1

I guess these 3 sentences are all idiomatic.

  1. He always wakes up early
  2. He usually wakes up early
  3. He wakes up early usually

However, I am not so sure if these 2 sentences are idiomatic

  1. he wakes up early always
  2. he wakes up always early

In addition, These 3 sentences confuses me much more.

  1. "She slowly began to recover." as you can see, the adverb "slowly" usually comes next to before the main verb "began"
  2. "She slowly began to recover." as you can see, the adverb "slowly" comes usually next to before the main verb "began"
  3. "She slowly began to recover." as you can see, the adverb "slowly" comes next to usually before the main verb "began"

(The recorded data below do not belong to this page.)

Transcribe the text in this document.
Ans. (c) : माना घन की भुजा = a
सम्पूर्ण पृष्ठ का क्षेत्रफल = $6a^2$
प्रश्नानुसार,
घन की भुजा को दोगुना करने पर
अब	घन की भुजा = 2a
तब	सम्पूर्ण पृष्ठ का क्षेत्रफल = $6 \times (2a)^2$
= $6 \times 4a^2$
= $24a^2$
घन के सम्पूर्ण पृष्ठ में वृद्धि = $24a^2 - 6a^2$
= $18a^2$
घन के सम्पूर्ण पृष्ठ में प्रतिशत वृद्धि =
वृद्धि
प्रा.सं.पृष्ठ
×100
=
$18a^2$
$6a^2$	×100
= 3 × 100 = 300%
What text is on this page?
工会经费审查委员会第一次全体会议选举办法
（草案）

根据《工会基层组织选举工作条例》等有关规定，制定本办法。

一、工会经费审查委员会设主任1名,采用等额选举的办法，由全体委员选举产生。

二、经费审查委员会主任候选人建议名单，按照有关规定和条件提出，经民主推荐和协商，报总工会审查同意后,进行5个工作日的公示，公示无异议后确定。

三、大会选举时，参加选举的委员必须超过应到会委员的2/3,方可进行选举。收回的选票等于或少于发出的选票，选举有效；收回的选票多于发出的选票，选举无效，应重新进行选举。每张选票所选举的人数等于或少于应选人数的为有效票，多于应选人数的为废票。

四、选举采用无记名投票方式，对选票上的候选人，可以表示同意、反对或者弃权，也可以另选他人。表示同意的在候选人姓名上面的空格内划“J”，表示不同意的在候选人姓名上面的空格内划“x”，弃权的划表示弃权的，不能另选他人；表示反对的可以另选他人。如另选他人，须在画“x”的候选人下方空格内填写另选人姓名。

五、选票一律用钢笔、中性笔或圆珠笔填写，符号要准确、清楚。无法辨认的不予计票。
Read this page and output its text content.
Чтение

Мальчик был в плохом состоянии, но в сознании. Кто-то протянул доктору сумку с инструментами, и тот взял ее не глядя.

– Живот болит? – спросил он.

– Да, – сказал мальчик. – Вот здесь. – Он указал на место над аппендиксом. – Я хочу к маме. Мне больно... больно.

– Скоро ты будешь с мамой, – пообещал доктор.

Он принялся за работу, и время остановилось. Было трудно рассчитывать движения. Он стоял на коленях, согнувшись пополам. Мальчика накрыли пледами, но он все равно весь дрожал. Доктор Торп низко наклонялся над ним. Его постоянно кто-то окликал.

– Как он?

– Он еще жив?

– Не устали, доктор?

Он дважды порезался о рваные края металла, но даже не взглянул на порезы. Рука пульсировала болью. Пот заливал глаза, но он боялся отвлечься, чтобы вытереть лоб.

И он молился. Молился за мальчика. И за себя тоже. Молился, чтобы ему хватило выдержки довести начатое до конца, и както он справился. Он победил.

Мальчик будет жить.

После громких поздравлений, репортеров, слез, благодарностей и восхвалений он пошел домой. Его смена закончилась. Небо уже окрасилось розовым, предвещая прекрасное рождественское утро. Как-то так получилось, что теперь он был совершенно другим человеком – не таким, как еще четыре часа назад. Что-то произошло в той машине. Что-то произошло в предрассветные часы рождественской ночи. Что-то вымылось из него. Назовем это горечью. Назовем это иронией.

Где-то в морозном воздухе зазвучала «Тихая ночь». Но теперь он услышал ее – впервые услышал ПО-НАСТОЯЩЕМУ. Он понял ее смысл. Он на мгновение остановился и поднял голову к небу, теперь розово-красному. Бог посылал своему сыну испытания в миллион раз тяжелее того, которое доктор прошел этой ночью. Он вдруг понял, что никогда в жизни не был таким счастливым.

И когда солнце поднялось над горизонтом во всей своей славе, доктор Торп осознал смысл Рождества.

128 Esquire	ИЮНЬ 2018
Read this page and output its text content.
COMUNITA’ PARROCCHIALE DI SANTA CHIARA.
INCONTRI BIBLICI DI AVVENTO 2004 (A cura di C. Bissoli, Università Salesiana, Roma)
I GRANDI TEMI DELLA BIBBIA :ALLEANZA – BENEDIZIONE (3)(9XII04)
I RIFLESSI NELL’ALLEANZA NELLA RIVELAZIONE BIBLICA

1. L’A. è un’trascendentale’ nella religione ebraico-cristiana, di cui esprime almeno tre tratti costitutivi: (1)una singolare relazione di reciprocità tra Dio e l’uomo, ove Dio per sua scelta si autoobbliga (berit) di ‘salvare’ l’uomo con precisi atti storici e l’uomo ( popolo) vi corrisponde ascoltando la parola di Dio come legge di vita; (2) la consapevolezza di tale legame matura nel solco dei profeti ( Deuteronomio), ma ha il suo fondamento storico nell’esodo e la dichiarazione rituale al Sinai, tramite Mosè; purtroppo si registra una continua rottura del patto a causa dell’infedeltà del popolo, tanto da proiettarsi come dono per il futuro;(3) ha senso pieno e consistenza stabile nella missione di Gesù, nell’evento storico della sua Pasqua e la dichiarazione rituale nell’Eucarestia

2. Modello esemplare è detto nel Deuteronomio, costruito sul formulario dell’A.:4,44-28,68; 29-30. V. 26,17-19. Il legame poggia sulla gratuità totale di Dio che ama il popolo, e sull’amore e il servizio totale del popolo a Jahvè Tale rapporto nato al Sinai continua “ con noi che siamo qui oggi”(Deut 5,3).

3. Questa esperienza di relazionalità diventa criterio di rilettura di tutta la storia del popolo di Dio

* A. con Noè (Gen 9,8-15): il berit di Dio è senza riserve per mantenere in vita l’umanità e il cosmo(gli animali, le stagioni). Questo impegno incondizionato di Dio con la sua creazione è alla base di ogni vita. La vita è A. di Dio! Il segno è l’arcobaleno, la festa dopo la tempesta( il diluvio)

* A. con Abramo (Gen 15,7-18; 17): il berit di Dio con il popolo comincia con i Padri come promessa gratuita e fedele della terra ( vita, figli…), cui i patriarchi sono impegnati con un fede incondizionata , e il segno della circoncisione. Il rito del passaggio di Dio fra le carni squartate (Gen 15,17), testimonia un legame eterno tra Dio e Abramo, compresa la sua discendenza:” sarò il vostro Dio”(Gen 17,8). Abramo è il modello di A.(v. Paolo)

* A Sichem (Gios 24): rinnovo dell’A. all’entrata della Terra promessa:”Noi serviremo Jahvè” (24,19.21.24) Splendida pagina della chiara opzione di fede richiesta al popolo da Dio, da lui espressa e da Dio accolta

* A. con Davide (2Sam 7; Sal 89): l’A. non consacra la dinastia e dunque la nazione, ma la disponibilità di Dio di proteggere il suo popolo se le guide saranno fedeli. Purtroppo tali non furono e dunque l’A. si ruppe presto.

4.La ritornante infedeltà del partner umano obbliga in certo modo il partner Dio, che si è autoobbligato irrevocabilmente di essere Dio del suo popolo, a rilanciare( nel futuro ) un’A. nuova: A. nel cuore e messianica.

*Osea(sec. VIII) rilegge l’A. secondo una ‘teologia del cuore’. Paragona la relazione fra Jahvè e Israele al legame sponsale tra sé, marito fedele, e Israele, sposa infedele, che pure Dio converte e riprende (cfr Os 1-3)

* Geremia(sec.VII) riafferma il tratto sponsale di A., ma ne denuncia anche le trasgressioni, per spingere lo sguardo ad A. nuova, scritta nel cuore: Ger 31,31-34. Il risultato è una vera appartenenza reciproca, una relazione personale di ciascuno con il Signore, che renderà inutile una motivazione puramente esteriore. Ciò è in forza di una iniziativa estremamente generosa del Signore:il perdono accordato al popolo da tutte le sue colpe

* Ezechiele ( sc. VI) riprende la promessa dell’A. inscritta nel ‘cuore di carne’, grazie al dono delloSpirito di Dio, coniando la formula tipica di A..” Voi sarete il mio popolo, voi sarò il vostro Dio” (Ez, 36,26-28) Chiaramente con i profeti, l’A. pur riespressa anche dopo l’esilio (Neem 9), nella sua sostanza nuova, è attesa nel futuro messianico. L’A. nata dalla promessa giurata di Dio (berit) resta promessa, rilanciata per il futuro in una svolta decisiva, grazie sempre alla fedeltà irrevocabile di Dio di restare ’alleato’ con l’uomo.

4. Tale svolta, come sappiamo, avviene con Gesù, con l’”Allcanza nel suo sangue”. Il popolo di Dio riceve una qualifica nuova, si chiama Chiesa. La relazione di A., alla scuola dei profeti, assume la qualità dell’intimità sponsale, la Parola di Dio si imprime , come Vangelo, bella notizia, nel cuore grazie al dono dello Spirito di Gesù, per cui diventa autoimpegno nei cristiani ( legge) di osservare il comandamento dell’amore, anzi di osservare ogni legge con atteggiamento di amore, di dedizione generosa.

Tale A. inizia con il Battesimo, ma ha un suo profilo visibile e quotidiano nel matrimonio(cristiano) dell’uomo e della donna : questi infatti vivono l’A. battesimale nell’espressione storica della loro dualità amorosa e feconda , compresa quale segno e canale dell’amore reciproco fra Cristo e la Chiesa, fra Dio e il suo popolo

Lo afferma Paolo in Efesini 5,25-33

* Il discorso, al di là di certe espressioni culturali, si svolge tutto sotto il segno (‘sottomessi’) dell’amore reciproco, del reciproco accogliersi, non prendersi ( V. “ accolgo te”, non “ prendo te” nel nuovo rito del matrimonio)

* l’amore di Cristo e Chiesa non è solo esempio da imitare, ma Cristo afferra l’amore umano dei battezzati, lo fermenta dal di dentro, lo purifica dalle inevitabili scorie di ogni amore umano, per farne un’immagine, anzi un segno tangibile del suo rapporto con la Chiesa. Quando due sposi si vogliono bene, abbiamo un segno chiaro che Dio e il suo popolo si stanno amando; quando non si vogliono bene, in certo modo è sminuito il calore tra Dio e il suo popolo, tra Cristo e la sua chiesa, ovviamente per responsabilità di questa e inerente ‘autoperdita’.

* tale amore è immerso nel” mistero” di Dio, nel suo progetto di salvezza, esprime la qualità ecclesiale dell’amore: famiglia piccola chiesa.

The most important thing is, I just don't know the grammar standard for this kind of cases. Could someone give a link or some keywords?

This post gives this order (also known as "Royal Order of Adverbs")

  1. Manner
  2. Place
  3. Frequency
  4. Time
  5. Purpose

This video gives a different one

enter image description here

Which one should I choose?

I guess the order in that video is incorrect as comments below the video pointed out, though I did find a solid reference for the Royal Order of Adverbs.

  • "She slowly began to recover." as you can see, the adverb "slowly" usually comes next to before the main verb "began." Where are these examples from - did you make them? – Jan Feb 21 at 12:03
  • @Jan a video about Position of Adverbs – WXJ96163 Feb 21 at 14:41
  • The 1) is OK: She slowly began to recover." as you can see, the adverb "slowly" usually comes before the main verb "began." (so "usually comes" = usually before a verb). You don't say "next to before" though. The 2) and 3) are not OK. – Jan Feb 21 at 14:48
1

It is unusual and odd to use the adverbs "usually" or "always" at the end of the sentence.

Cambridge Dictionary:

The adverb usually refers to what typically or normally happens. We use it mostly in mid position, between the subject and the main verb, or after the modal verb or first auxiliary verb, or after be as a main verb:

  • Children usually enjoy visits to the zoo.
  • I usually get up around eight o’clock.
  • You can usually buy tickets for rock concerts on the Internet.
  • Are you usually in your office on Thursdays?

The same rule applies for "always."

Note, that even if "usually and "always" are adverbs, the rules about their position are not necessary the same as for other adverbs (early, slowly...).

Additionally, it sounds odd to use "usually" or "always" in a row with another adverb ending with -ly, like: "He wakes up early usually." It's better to say: "He usually wakes up early."